Introduction to South Sudan
Described as the last unexplored region in the world, South Sudan is trough-like shaped by highlands, mountains and hills at its eastern, southern and western borders.
Covering an area of just over 330,000 sq. miles (over 660,000 sq. km), or about one third the size of Western Europe, it has numerous streams, seasonal and all-season rivers flowing into the central trough from the bordering mountains, hills and from the forests of the Congo-water divide that disappear under a canopy of greenery and the expansive vegetation of the Sudd, the largest grass swamp in the world.
The Sudd breaths in and out once a year, acknowledging both the dry and the wet seasons. Breathing in, it dries up seasonal streams, contracts in rivers and her own size and leaves behind large expands of dry savannah and scattered pools far and wide. Breathing out, she swells her own chest, assisting rivers and streams to overflow their banks and flood large expands of the savannah, thus swallowing up the scattered lakes. This way it regulates and controls the livelihood of cattle herders, fishermen and wildlife alike.
Significantly, is the White Nile, which enters South Sudan at Sudan-Uganda border town of Nimule, thundering through forested hillsides, rocks and cataracts before slowing down as it approaches to the South’s main city of Juba, Central Equatoria state.
At the town of Bor, Jonglei State it branches out and practically disappears under the Sudd to re-emerge just before flowing past the provincial city of Malakal. It flows out into the open grassland and scattered woodland, across the border into Northern Sudan, where it joins the Blue Nile at Khartoum to form the River Nile that flows on to Egypt and into the Mediterranean.
In spite of the Sudd and floating vegetation, the White Nile is navigable throughout the year from Juba to Khartoum.
The Peace Process and Political Situation
The Comprehensive Peace Agreement (CPA) signed in Nairobi, Kenya on 9th January 2005 ended the 21 year old civil war that pitied South Sudan against North Sudan.
The CPA allowed for the Constitution of the Sudan for the Interim Period. The Government of National Unity (GONU) and an appointed National Assembly was set up in Khartoum. In addition, the Interim Constitution for South Sudan was passed by an appointed Assembly of South Sudan.
The Government of South Sudan (GOSS) is established in Juba, Central Equatoria State along with the Assembly of South Sudan. The governments of the ten southern states and their parliaments are also established in the capitals of their individual states.
To date, refugees and internally displaced populations are streaming back to non-existent homes in the south while the local and international communities are doing their best to accommodate the returnees. The first official repatriation carried out by the United Nations High Commission for Refugees, UNHCR, out of Kenya took place in December 2005.
SPLA troops have withdrawn from the North while most of the Northern troops have also bee redeployed in the North. Equal numbers from SPLA and the Northern troops have been integrated to form a national armed force; and while most of these joint integrated units (JUI) are based in the South, some of them are based in the North, mostly in Khartoum.
Landmines have been removed from the main roads linking Juba to East Africa.

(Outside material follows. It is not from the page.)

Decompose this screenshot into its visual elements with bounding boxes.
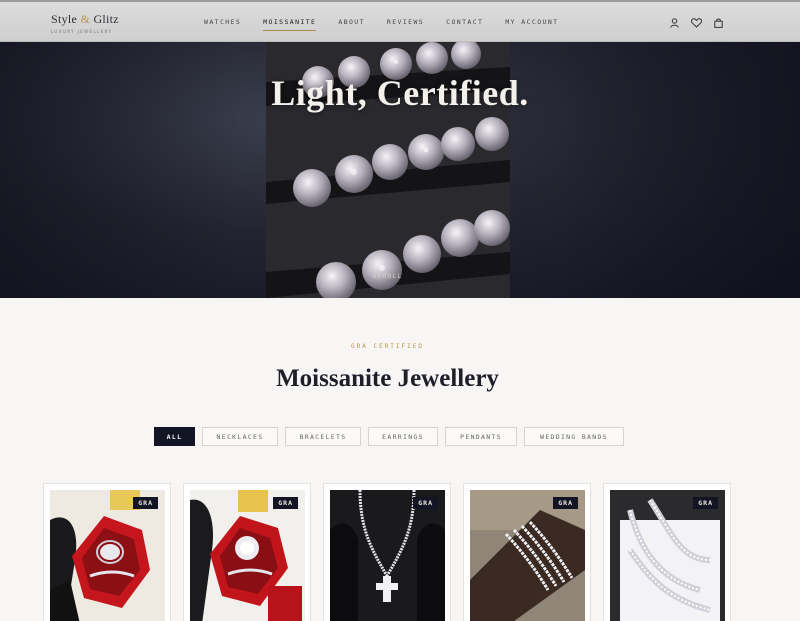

However, de-mining is on going around other towns and roads.
Wildlife and Tourism
With extensive forests, grassland, lakes, rivers and the Sudd, South Sudan has had extensive wildlife to rival that of East Africa. However, the civil war scattered or diminished the wildlife population, in particular the big game that was easily accessible to tourists close to the towns.
Although the Sudan People’s Liberation Movement (SPLM) in the later years of the civil war made brave attempts at the preservation of threatened species like the elephant and the rhino, a lot more remains to be done in peace time to bring their numbers up to an appreciable levels. The tourism industry needs to be established as soon as pockets of insecurity are effectively dealt with.
Caution: Although the war is officially over, security is still a priority and one should check onward travel at every stage. Many roads are still land-mined and there are still many guns in the hands of tribal groups or individuals.